Rachel Caine – eine hierzulande noch viel zu unbekannte Autorin
Über Rachel Caine bin ich leider viel zu spät gestolpert. Dabei war die 2020 verstorbene Autorin ein wahres Kraftwerk der fantastischen Literatur: Mehr als 56 Bücher hat sie in verschiedenen Genres veröffentlicht – nach und nach erscheinen immer mehr ihrer Bücher jetzt auch in deutscher Ausgabe. Dass der HEYNE Verlag für die Übersetzung die Originalcover der Young Adult Sci-Fi-Reihe um die magische Bibliothek von Alexandria* mehr oder weniger unverändert einkaufen wollte und konnte, hat mich dabei sehr gefreut. Sie wirken auf das richtige Maß düster-dystopisch und magisch-geheimnisvoll.

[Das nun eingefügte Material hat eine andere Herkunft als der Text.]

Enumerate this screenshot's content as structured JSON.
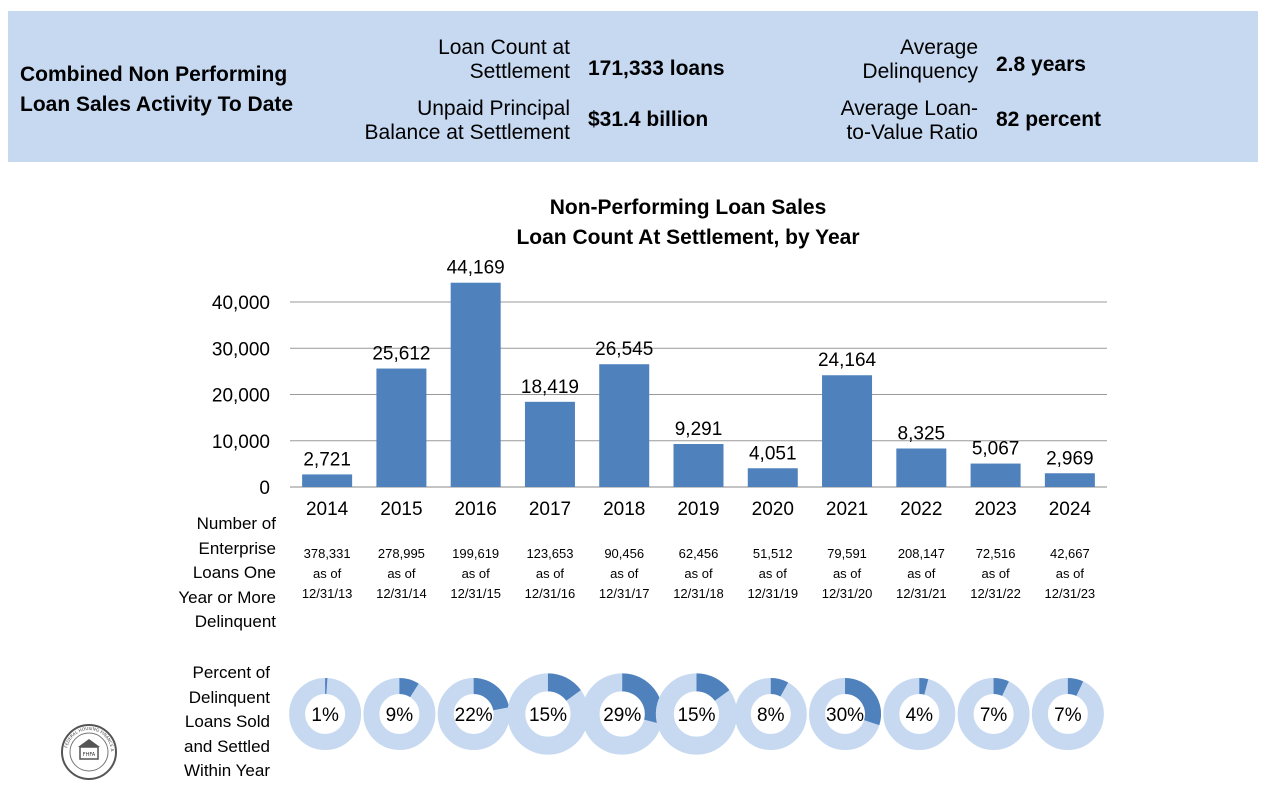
{
  "banner": {
    "title_line1": "Combined Non Performing",
    "title_line2": "Loan Sales Activity To Date",
    "loan_count_label_1": "Loan Count at",
    "loan_count_label_2": "Settlement",
    "loan_count_value": "171,333 loans",
    "upb_label_1": "Unpaid Principal",
    "upb_label_2": "Balance at Settlement",
    "upb_value": "$31.4 billion",
    "delinq_label_1": "Average",
    "delinq_label_2": "Delinquency",
    "delinq_value": "2.8 years",
    "ltv_label_1": "Average Loan-",
    "ltv_label_2": "to-Value Ratio",
    "ltv_value": "82 percent"
  },
  "chart_data": {
    "type": "bar",
    "title_line1": "Non-Performing Loan Sales",
    "title_line2": "Loan Count At Settlement, by Year",
    "categories": [
      "2014",
      "2015",
      "2016",
      "2017",
      "2018",
      "2019",
      "2020",
      "2021",
      "2022",
      "2023",
      "2024"
    ],
    "values": [
      2721,
      25612,
      44169,
      18419,
      26545,
      9291,
      4051,
      24164,
      8325,
      5067,
      2969
    ],
    "value_labels": [
      "2,721",
      "25,612",
      "44,169",
      "18,419",
      "26,545",
      "9,291",
      "4,051",
      "24,164",
      "8,325",
      "5,067",
      "2,969"
    ],
    "ylim": [
      0,
      40000
    ],
    "yticks": [
      0,
      10000,
      20000,
      30000,
      40000
    ],
    "ytick_labels": [
      "0",
      "10,000",
      "20,000",
      "30,000",
      "40,000"
    ],
    "grid": true,
    "bar_color": "#4f81bd",
    "delinquent_row": {
      "label_lines": [
        "Number of",
        "Enterprise",
        "Loans One",
        "Year or More",
        "Delinquent"
      ],
      "counts": [
        "378,331",
        "278,995",
        "199,619",
        "123,653",
        "90,456",
        "62,456",
        "51,512",
        "79,591",
        "208,147",
        "72,516",
        "42,667"
      ],
      "as_of_text": "as of",
      "dates": [
        "12/31/13",
        "12/31/14",
        "12/31/15",
        "12/31/16",
        "12/31/17",
        "12/31/18",
        "12/31/19",
        "12/31/20",
        "12/31/21",
        "12/31/22",
        "12/31/23"
      ]
    },
    "percent_row": {
      "label_lines": [
        "Percent of",
        "Delinquent",
        "Loans Sold",
        "and Settled",
        "Within Year"
      ],
      "values": [
        1,
        9,
        22,
        15,
        29,
        15,
        8,
        30,
        4,
        7,
        7
      ],
      "labels": [
        "1%",
        "9%",
        "22%",
        "15%",
        "29%",
        "15%",
        "8%",
        "30%",
        "4%",
        "7%",
        "7%"
      ],
      "ring_color": "#c6d9f1",
      "fill_color": "#4f81bd"
    }
  },
  "seal": {
    "text": "FEDERAL HOUSING FINANCE AGENCY",
    "center_text": "FHFA"
  }
}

Und noch etwas ist großartig an dieser Reihe: Sie ist das perfekte Einstiegsfutter für all jene, die kein Science Fiction lesen, weil sie dabei ausschließlich an Star Wars und Dune denken. Und während beide Sagen grandios sind, bilden sie eben nur einen Bruchteil des Genres ab. Tinte und Knochen*, der Auftaktband der fünfteiligen Reihe, bietet einen gänzlich anderen Einstieg in das Genre und zeigt, dass die Unterteilung in klassische Fantasy, Dystopie und Science Fiction mitunter ziemlich schwierig ist. Oder anders gefragt: Ist es Magie oder doch Technik?
Wie weit gehst du, um Wissen zu schützen?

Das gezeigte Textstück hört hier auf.